I was day dreaming and hit some un-taped trim



It's always day dreaming lol... I've never burned a customer car but I have done it on jobs for friends once or twice because I got sloppy.



It usually happens when it's 95+ degrees out and the heat takes the focus out of me.
 
I would have to agree that if you aren't staying focused then you should stop and take a break for a few mins. I think with a wider variety of pads and compounds then you shouldn't have to put yourself in a position to potentially burn paint. Mistakes happen, a thin edge or piece of plastic trim but if your aware of them you should be safe.



If you've been able to archive good correction with a PC then I would tell you to take the step up to a rotary. You already know the fundamentals of working with compounds your just going to see things happen faster. If not then I wouldn't recommend it unless you can get a pro to give you some lessons.
 
White_07_G6_GT said:
If you've been able to archive good correction with a PC then I would tell you to take the step up to a rotary. You already know the fundamentals of working with compounds your just going to see things happen faster. If not then I wouldn't recommend it unless you can get a pro to give you some lessons.



jw said:
I've been using a pc for 5 years. The results have been okay but not incredible. The car always looks shinier than before but it never seems to to get rid of all the swirls. I'm not sure if i need to step up a to rotary or i just need to find a better pad/polish combo.





So I guess he is not ready for the rotary yet?
 
BigJimZ28 said:
So I guess he is not ready for the rotary yet?



IMHO No. We all know that you can achieve great results with a PC with the correct pad and product. I spent weeks last year working with a compound being frustrated only to be shown that I was using too much initial product was using too much pressure and using the wrong pad which was not allowing to break down fully.



But I'm still fairly new at this I'm not a pro I only do 1 or 2 corrections per week.



I would suggest buying the pads, it will save you money in the short term.
 
Maybe I've changed my mind, It sounds a little too easy to burn the paint. How careful do you have to be with 4 inch pads on a pc?
 
I switched to a rotary and it's not that bad. I'm always practicing on my eater truck which looks great now. The PC can only do so much, and a white pad and 106FF with the rotary does awesome work.



I only use my PC for tight areas and painted plastic trim.
 
jw said:
Maybe I've changed my mind, It sounds a little too easy to burn the paint. How careful do you have to be with 4 inch pads on a pc?
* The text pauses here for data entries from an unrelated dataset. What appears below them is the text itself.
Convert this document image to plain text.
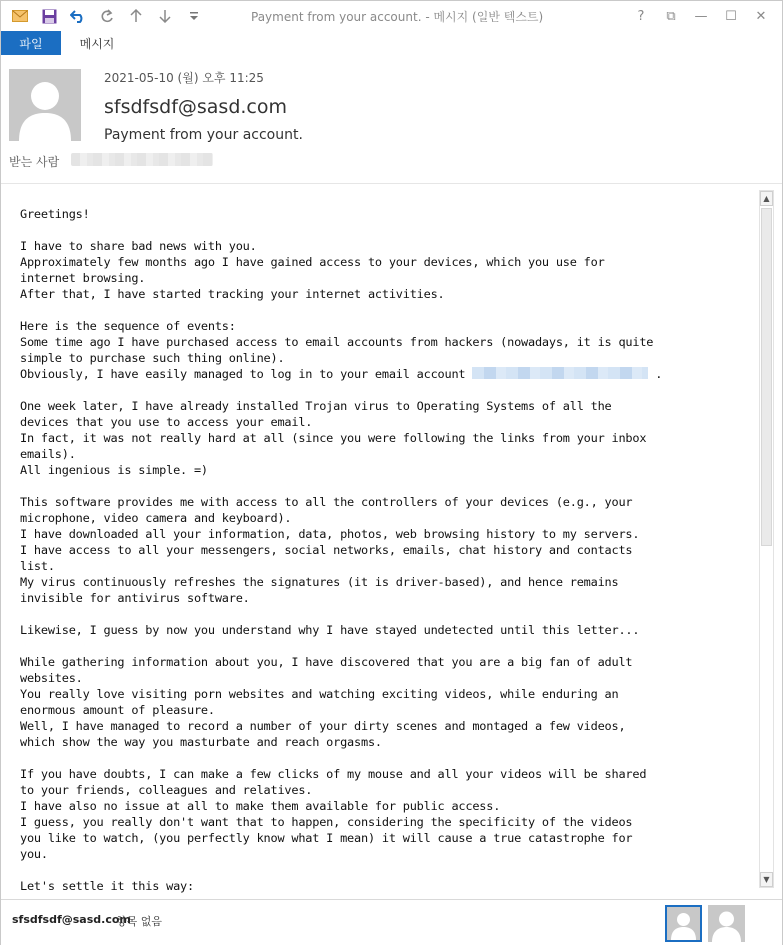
Payment from your account. - 메시지 (일반 텍스트)	?	⧉	—	☐	✕
파일	메시지
2021-05-10 (월) 오후 11:25
sfsdfsdf@sasd.com
Payment from your account.
받는 사람
Greetings!

I have to share bad news with you.
Approximately few months ago I have gained access to your devices, which you use for
internet browsing.
After that, I have started tracking your internet activities.

Here is the sequence of events:
Some time ago I have purchased access to email accounts from hackers (nowadays, it is quite
simple to purchase such thing online).
Obviously, I have easily managed to log in to your email account	.

One week later, I have already installed Trojan virus to Operating Systems of all the
devices that you use to access your email.
In fact, it was not really hard at all (since you were following the links from your inbox
emails).
All ingenious is simple. =)

This software provides me with access to all the controllers of your devices (e.g., your
microphone, video camera and keyboard).
I have downloaded all your information, data, photos, web browsing history to my servers.
I have access to all your messengers, social networks, emails, chat history and contacts
list.
My virus continuously refreshes the signatures (it is driver-based), and hence remains
invisible for antivirus software.

Likewise, I guess by now you understand why I have stayed undetected until this letter...

While gathering information about you, I have discovered that you are a big fan of adult
websites.
You really love visiting porn websites and watching exciting videos, while enduring an
enormous amount of pleasure.
Well, I have managed to record a number of your dirty scenes and montaged a few videos,
which show the way you masturbate and reach orgasms.

If you have doubts, I can make a few clicks of my mouse and all your videos will be shared
to your friends, colleagues and relatives.
I have also no issue at all to make them available for public access.
I guess, you really don't want that to happen, considering the specificity of the videos
you like to watch, (you perfectly know what I mean) it will cause a true catastrophe for
you.

Let's settle it this way:
▲
▼
sfsdfsdf@sasd.com
항목 없음
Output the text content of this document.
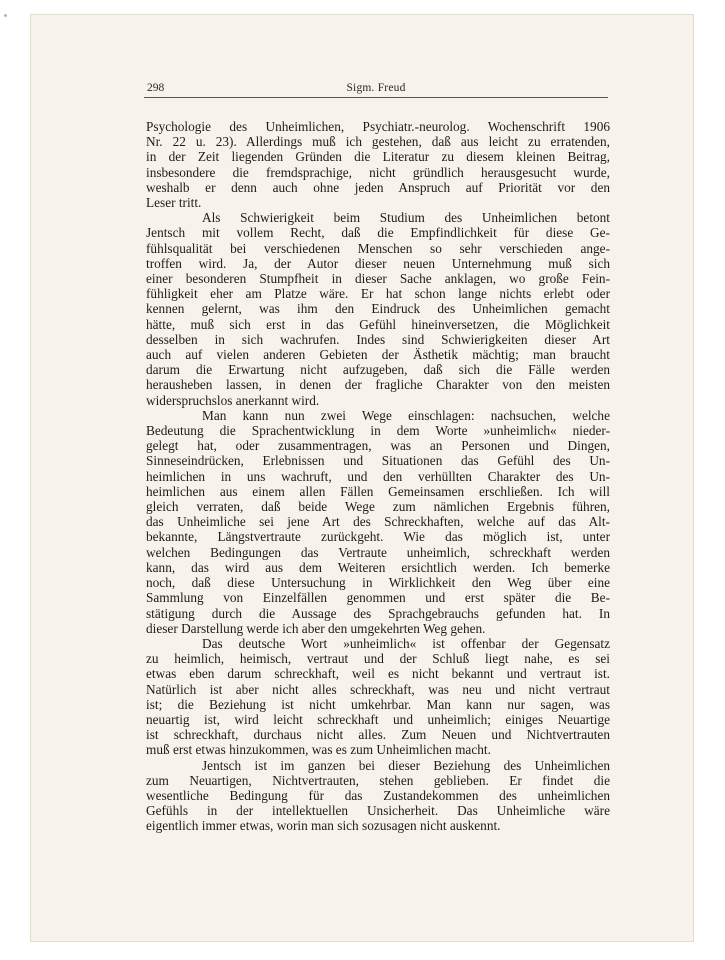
298	Sigm. Freud

Psychologie des Unheimlichen, Psychiatr.-neurolog. Wochenschrift 1906
Nr. 22 u. 23). Allerdings muß ich gestehen, daß aus leicht zu erratenden,
in der Zeit liegenden Gründen die Literatur zu diesem kleinen Beitrag,
insbesondere die fremdsprachige, nicht gründlich herausgesucht wurde,
weshalb er denn auch ohne jeden Anspruch auf Priorität vor den
Leser tritt.

Als Schwierigkeit beim Studium des Unheimlichen betont
Jentsch mit vollem Recht, daß die Empfindlichkeit für diese Ge-
fühlsqualität bei verschiedenen Menschen so sehr verschieden ange-
troffen wird. Ja, der Autor dieser neuen Unternehmung muß sich
einer besonderen Stumpfheit in dieser Sache anklagen, wo große Fein-
fühligkeit eher am Platze wäre. Er hat schon lange nichts erlebt oder
kennen gelernt, was ihm den Eindruck des Unheimlichen gemacht
hätte, muß sich erst in das Gefühl hineinversetzen, die Möglichkeit
desselben in sich wachrufen. Indes sind Schwierigkeiten dieser Art
auch auf vielen anderen Gebieten der Ästhetik mächtig; man braucht
darum die Erwartung nicht aufzugeben, daß sich die Fälle werden
herausheben lassen, in denen der fragliche Charakter von den meisten
widerspruchslos anerkannt wird.

Man kann nun zwei Wege einschlagen: nachsuchen, welche
Bedeutung die Sprachentwicklung in dem Worte »unheimlich« nieder-
gelegt hat, oder zusammentragen, was an Personen und Dingen,
Sinneseindrücken, Erlebnissen und Situationen das Gefühl des Un-
heimlichen in uns wachruft, und den verhüllten Charakter des Un-
heimlichen aus einem allen Fällen Gemeinsamen erschließen. Ich will
gleich verraten, daß beide Wege zum nämlichen Ergebnis führen,
das Unheimliche sei jene Art des Schreckhaften, welche auf das Alt-
bekannte, Längstvertraute zurückgeht. Wie das möglich ist, unter
welchen Bedingungen das Vertraute unheimlich, schreckhaft werden
kann, das wird aus dem Weiteren ersichtlich werden. Ich bemerke
noch, daß diese Untersuchung in Wirklichkeit den Weg über eine
Sammlung von Einzelfällen genommen und erst später die Be-
stätigung durch die Aussage des Sprachgebrauchs gefunden hat. In
dieser Darstellung werde ich aber den umgekehrten Weg gehen.

Das deutsche Wort »unheimlich« ist offenbar der Gegensatz
zu heimlich, heimisch, vertraut und der Schluß liegt nahe, es sei
etwas eben darum schreckhaft, weil es nicht bekannt und vertraut ist.
Natürlich ist aber nicht alles schreckhaft, was neu und nicht vertraut
ist; die Beziehung ist nicht umkehrbar. Man kann nur sagen, was
neuartig ist, wird leicht schreckhaft und unheimlich; einiges Neuartige
ist schreckhaft, durchaus nicht alles. Zum Neuen und Nichtvertrauten
muß erst etwas hinzukommen, was es zum Unheimlichen macht.

Jentsch ist im ganzen bei dieser Beziehung des Unheimlichen
zum Neuartigen, Nichtvertrauten, stehen geblieben. Er findet die
wesentliche Bedingung für das Zustandekommen des unheimlichen
Gefühls in der intellektuellen Unsicherheit. Das Unheimliche wäre
eigentlich immer etwas, worin man sich sozusagen nicht auskennt.
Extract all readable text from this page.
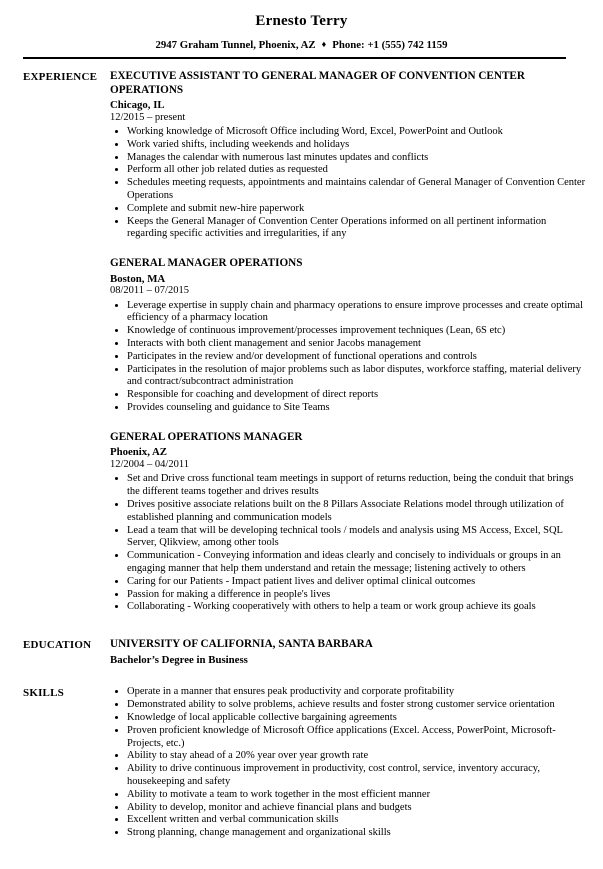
Ernesto Terry
2947 Graham Tunnel, Phoenix, AZ ♦ Phone: +1 (555) 742 1159
EXPERIENCE	EXECUTIVE ASSISTANT TO GENERAL MANAGER OF CONVENTION CENTER OPERATIONS
Chicago, IL
12/2015 – present
• Working knowledge of Microsoft Office including Word, Excel, PowerPoint and Outlook
• Work varied shifts, including weekends and holidays
• Manages the calendar with numerous last minutes updates and conflicts
• Perform all other job related duties as requested
• Schedules meeting requests, appointments and maintains calendar of General Manager of Convention Center Operations
• Complete and submit new-hire paperwork
• Keeps the General Manager of Convention Center Operations informed on all pertinent information regarding specific activities and irregularities, if any
GENERAL MANAGER OPERATIONS
Boston, MA
08/2011 – 07/2015
• Leverage expertise in supply chain and pharmacy operations to ensure improve processes and create optimal efficiency of a pharmacy location
• Knowledge of continuous improvement/processes improvement techniques (Lean, 6S etc)
• Interacts with both client management and senior Jacobs management
• Participates in the review and/or development of functional operations and controls
• Participates in the resolution of major problems such as labor disputes, workforce staffing, material delivery and contract/subcontract administration
• Responsible for coaching and development of direct reports
• Provides counseling and guidance to Site Teams
GENERAL OPERATIONS MANAGER
Phoenix, AZ
12/2004 – 04/2011
• Set and Drive cross functional team meetings in support of returns reduction, being the conduit that brings the different teams together and drives results
• Drives positive associate relations built on the 8 Pillars Associate Relations model through utilization of established planning and communication models
• Lead a team that will be developing technical tools / models and analysis using MS Access, Excel, SQL Server, Qlikview, among other tools
• Communication - Conveying information and ideas clearly and concisely to individuals or groups in an engaging manner that help them understand and retain the message; listening actively to others
• Caring for our Patients - Impact patient lives and deliver optimal clinical outcomes
• Passion for making a difference in people's lives
• Collaborating - Working cooperatively with others to help a team or work group achieve its goals
EDUCATION	UNIVERSITY OF CALIFORNIA, SANTA BARBARA
Bachelor’s Degree in Business
SKILLS	• Operate in a manner that ensures peak productivity and corporate profitability
• Demonstrated ability to solve problems, achieve results and foster strong customer service orientation
• Knowledge of local applicable collective bargaining agreements
• Proven proficient knowledge of Microsoft Office applications (Excel. Access, PowerPoint, Microsoft-Projects, etc.)
• Ability to stay ahead of a 20% year over year growth rate
• Ability to drive continuous improvement in productivity, cost control, service, inventory accuracy, housekeeping and safety
• Ability to motivate a team to work together in the most efficient manner
• Ability to develop, monitor and achieve financial plans and budgets
• Excellent written and verbal communication skills
• Strong planning, change management and organizational skills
Don't take this the wrong way but...........MAN UP and just do it
 
man, is burning really that common? I attempted my first paint correction with a rotary last weekend, and though i didn't get the level of correction I had hoped for, it didn't seem burning the paint needed to be a realistic concern so long as I kept moving...



I was really pleased with how quiet my Makita runs in comparison the the PC I've gotten used to, and I was considering wearing headphones next attempt... now I'm not so sure with all this daydreaming/burning paint talk.
 
Gopher said:
man, is burning really that common? I attempted my first paint correction with a rotary last weekend, and though i didn't get the level of correction I had hoped for, it didn't seem burning the paint needed to be a realistic concern so long as I kept moving...



I was really pleased with how quiet my Makita runs in comparison the the PC I've gotten used to, and I was considering wearing headphones next attempt... now I'm not so sure with all this daydreaming/burning paint talk.



Remember, there are *no* warning signs. The damage will just appear, and you'll likely think "What's that?" and be a bit confused until you realize that you just burned and/or melted something. There's no sign from the paint or the buffer that's going to give you any warning... it just happens.



The day you pick up the rotary and it doesn't scare you a little is the day you will burn paint or melt plastic.